More than 87 per cent of organisations are classified as having low business intelligence (BI) and analytics maturity, according to a survey by Gartner, Inc. This creates a big obstacle for organisations wanting to increase the value of their data assets and exploit emerging analytics technologies such as machine learning.

  • 6 years ago Posted in
Organisations with low maturity fall into “basic” or “opportunistic” levels on Gartner’s IT Score for Data and Analytics. Organisations at the basic level have BI capabilities that are largely spreadsheet-based analyses and personal data extracts. Those at the opportunistic level find that individual business units pursue their own data and analytics initiatives as stand-alone projects, lacking leadership and central guidance.

 

“Low BI maturity severely constrains analytics leaders who are attempting to modernize BI,” said Melody Chien, senior director analyst at Gartner. “It also negatively affects every part of the analytics workflow. As a result, analytics leaders can struggle to accelerate and expand the use of modern BI capabilities and new technologies.”

 

According to Ms Chien, organisations with low maturity exhibit specific characteristics that slow down the spread of BI capabilities. These include primitive or aging IT infrastructure; limited collaboration between IT and business users; data rarely linked to a clearly improved business outcome; BI functionality mainly based on reporting; and bottlenecks caused by the central IT team handling content authoring and data model preparation.

 

“Low maturity organisations can learn from the success of more mature organisations,” said Ms Chien. “Without reinventing the wheel and making the same mistakes, analytics leaders in low BI maturity organisations can make the most of their current resources to speed up modern BI deployment and start the journey toward higher maturity.”

 

Gartner said there are four steps that data and analytics leaders can follow in the areas of strategy, people, governance and technology, to evolve their organisations’ capabilities for greater business impact.

 

1. Develop holistic data and analytics strategies with a clear vision

Organisations with low BI maturity often exhibit a lack of enterprisewide data and analytics strategies with clear vision.
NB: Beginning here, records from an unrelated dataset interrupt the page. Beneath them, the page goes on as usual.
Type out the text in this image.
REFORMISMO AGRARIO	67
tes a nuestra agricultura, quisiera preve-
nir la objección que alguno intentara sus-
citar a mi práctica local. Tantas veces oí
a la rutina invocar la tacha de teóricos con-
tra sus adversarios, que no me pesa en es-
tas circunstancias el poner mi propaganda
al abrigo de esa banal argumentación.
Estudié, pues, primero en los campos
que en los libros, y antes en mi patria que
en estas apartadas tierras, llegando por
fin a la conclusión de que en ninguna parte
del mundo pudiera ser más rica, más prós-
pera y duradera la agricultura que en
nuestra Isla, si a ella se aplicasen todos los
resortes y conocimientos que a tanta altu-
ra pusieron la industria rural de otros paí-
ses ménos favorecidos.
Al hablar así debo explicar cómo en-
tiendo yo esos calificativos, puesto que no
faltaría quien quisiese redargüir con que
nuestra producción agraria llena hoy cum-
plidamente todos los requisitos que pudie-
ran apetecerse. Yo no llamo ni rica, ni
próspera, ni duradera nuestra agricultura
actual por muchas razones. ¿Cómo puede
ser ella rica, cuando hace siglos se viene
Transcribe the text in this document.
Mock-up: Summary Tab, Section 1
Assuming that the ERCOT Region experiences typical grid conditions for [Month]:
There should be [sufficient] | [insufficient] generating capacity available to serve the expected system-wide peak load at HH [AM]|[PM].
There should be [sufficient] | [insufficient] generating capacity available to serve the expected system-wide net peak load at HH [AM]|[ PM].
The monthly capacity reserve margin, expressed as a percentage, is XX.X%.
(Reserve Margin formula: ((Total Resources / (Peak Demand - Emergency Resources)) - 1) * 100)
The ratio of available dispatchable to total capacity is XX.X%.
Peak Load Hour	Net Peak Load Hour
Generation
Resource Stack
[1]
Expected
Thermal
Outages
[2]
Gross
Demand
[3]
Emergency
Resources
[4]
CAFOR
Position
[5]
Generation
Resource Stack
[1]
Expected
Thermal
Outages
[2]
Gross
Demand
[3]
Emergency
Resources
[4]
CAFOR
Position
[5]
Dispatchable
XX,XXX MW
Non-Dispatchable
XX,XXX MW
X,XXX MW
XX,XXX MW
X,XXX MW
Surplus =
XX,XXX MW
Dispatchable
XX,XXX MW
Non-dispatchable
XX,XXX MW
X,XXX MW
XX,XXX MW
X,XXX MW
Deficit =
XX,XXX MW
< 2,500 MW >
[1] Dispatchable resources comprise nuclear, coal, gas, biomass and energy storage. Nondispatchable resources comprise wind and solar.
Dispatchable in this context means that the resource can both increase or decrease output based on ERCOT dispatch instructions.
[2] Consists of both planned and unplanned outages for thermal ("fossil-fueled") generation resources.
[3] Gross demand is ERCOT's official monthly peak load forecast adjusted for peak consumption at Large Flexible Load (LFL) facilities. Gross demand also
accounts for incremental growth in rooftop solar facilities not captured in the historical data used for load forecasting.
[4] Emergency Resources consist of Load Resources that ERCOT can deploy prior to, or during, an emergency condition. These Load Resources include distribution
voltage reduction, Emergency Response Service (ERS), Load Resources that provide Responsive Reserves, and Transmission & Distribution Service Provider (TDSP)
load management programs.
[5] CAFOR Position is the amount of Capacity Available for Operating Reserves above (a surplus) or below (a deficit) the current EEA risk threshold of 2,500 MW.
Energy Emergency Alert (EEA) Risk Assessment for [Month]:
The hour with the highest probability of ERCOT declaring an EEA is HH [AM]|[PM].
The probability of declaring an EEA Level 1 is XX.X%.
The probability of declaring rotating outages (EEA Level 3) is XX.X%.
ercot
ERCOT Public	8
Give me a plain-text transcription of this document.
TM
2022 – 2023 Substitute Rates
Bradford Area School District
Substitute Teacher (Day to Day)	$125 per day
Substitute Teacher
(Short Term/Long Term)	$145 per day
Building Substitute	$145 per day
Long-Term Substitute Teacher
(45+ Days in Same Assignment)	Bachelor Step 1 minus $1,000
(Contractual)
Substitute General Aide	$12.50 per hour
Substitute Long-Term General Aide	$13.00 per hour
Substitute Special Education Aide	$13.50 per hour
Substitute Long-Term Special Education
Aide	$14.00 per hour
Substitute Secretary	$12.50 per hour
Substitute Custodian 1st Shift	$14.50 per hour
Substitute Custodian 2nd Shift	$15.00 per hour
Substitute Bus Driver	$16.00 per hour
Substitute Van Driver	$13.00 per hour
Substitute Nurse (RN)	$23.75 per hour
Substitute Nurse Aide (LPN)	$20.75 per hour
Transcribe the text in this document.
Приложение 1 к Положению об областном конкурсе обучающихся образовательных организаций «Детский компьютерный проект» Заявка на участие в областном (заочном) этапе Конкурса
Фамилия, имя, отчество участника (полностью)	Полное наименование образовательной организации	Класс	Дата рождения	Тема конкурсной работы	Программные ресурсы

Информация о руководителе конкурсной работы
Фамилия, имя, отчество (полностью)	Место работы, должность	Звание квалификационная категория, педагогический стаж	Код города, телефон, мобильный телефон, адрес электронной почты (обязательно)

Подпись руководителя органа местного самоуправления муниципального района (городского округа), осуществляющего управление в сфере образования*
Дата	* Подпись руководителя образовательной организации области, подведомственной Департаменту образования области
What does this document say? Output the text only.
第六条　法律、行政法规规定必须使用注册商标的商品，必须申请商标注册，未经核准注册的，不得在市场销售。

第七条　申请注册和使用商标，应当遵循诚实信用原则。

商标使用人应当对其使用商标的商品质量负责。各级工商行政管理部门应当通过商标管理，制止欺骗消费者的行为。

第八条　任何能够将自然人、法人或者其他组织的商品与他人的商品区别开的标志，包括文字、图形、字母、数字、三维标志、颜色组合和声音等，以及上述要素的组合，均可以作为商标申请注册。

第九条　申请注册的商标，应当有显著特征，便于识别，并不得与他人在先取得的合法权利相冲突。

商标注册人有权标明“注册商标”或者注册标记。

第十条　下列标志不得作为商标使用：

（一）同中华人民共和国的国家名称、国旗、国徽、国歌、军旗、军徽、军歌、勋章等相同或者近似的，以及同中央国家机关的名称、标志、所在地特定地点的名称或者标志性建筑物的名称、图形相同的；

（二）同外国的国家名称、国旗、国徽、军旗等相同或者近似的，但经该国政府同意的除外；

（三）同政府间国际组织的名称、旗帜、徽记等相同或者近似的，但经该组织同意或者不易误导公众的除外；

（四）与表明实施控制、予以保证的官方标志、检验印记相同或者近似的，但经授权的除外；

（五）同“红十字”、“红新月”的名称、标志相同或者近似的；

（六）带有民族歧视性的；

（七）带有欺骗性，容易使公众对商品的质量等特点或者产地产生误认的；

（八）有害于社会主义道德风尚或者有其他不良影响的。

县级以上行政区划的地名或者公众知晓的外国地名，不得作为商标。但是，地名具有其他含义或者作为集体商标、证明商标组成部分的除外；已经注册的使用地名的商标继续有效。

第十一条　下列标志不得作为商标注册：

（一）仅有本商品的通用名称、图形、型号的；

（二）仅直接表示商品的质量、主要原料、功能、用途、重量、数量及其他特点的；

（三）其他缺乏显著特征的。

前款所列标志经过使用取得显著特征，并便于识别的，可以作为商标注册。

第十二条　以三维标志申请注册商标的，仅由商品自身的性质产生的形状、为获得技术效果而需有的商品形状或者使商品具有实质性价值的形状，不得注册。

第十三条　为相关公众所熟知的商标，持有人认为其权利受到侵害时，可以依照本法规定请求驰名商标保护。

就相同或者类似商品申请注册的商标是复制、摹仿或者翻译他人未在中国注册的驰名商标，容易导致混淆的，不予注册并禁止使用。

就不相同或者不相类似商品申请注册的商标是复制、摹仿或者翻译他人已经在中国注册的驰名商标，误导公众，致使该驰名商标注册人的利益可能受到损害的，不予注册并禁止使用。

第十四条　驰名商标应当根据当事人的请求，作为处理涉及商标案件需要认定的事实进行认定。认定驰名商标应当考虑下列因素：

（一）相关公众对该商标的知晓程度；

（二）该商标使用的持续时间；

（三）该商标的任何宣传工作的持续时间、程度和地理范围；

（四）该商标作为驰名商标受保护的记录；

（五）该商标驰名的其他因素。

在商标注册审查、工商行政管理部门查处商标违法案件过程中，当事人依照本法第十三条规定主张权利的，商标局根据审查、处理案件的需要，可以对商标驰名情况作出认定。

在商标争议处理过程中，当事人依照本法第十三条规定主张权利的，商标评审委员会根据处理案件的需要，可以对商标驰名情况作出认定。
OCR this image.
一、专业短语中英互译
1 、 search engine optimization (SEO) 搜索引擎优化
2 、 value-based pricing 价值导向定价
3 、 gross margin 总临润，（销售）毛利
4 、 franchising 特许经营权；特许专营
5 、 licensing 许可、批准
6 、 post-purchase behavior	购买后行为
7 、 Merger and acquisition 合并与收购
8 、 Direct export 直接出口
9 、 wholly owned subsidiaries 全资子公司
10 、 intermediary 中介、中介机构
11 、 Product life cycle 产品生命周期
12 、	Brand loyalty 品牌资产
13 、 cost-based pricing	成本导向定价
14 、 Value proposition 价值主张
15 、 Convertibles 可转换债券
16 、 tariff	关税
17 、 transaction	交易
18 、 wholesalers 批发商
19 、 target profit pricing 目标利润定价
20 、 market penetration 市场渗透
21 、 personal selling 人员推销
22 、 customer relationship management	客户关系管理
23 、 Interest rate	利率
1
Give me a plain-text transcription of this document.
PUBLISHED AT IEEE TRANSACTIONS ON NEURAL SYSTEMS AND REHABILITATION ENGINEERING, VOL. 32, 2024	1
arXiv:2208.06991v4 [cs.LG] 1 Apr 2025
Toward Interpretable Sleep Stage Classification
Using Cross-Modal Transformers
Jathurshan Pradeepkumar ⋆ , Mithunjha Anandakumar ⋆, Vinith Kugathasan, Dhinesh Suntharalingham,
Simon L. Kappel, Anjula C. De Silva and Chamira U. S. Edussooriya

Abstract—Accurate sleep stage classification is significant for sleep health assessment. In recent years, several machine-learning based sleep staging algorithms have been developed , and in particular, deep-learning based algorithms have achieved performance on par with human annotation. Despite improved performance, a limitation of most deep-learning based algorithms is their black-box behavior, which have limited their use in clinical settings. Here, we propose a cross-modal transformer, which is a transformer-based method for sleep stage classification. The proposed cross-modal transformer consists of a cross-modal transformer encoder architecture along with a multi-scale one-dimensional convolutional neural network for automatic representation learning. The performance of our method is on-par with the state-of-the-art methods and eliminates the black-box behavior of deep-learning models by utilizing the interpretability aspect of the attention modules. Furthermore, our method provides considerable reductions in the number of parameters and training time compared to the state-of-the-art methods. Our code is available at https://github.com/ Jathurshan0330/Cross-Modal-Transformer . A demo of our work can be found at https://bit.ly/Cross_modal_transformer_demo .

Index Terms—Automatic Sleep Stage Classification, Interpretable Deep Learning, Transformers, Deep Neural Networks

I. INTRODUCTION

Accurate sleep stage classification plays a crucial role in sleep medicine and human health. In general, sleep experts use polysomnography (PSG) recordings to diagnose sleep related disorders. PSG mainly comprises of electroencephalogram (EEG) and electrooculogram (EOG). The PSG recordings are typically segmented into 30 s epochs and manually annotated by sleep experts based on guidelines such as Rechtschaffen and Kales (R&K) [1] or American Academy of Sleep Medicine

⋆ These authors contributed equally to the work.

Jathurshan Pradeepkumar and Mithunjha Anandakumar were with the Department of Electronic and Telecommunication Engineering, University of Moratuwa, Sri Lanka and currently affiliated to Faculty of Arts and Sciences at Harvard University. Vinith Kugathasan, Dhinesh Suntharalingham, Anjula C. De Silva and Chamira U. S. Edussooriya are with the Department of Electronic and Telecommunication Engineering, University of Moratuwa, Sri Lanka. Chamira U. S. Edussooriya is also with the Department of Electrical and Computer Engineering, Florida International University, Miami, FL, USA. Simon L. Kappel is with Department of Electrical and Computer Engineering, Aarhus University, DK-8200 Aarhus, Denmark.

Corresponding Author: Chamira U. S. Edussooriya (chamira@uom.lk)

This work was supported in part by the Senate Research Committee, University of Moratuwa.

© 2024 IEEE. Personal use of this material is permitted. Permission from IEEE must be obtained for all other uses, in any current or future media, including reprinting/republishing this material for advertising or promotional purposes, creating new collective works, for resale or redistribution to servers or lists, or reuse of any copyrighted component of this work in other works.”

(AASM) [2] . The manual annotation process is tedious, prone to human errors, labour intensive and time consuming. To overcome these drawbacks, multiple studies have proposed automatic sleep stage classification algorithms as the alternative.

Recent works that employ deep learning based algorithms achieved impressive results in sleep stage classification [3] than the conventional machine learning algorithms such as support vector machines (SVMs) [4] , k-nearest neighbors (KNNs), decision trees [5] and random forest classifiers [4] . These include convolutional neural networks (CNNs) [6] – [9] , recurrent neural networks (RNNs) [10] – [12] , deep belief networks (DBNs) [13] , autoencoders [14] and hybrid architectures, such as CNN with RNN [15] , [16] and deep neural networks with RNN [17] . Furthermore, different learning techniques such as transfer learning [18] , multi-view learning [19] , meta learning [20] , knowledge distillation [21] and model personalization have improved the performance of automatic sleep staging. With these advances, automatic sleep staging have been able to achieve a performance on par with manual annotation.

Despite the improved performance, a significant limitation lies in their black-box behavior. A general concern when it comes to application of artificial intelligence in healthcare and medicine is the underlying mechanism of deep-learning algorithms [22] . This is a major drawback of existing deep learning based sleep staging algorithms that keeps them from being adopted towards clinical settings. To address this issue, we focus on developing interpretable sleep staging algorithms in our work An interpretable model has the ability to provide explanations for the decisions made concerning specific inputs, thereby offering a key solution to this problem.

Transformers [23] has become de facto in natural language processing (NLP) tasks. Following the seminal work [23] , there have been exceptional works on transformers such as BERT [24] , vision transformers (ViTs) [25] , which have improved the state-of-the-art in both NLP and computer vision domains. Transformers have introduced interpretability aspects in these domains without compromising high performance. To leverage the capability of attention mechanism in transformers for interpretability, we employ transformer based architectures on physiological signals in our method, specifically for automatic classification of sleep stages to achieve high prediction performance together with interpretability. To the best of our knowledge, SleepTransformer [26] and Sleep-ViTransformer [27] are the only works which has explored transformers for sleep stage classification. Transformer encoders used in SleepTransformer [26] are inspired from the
Business units undertake data or analytics projects individually, which results in data silos and inconsistent processes.

 

Data and analytics leaders should coordinate with IT and business leaders to develop a holistic BI strategy. They should also view the strategy as a continuous and dynamic process, so that any future business or environmental changes can be taken into account.

 

2. Create a flexible organisational structure, exploit analytics resources and implement ongoing analytics training

Enterprises must have people, skills and key structures in place to foster and secure skills and develop capabilities. They must anticipate upcoming needs and ensure the proper skills, roles and organisations exist, are developed, or can be sourced to support the work identified in the data and analytics strategy.

 

With limited analytics capabilities in-house, data and analytics leaders should strive for a flexible working model by building “virtual BI teams” that include business unit leaders and users.

 

3. Implement a data governance programme

Most organisations with low BI maturity do not have a formal data governance programme in place. They may have thought about it and understand the importance of it, but do not know where to start.

 

Analytics leaders can consider governance as the “rules of the game.” Those rules can support business objectives and also enable the organisation to balance out the opportunities and risks in the digital environment. Governance is also a framework that describes the decision rights and authority models that must be imposed on data and analytics.

 

4. Create integrated analytics platforms that can support a broad range of uses

Low-maturity organisations often have primitive IT infrastructures. Their BI platforms are more traditional and reporting-centric, embedded in enterprise resource planning systems, or simple disparate reporting tools that support limited uses.

 

To improve their analytics maturity, data and analytics leaders should consider integrated analytics platforms that extend their current infrastructure to include modern analytics technologies.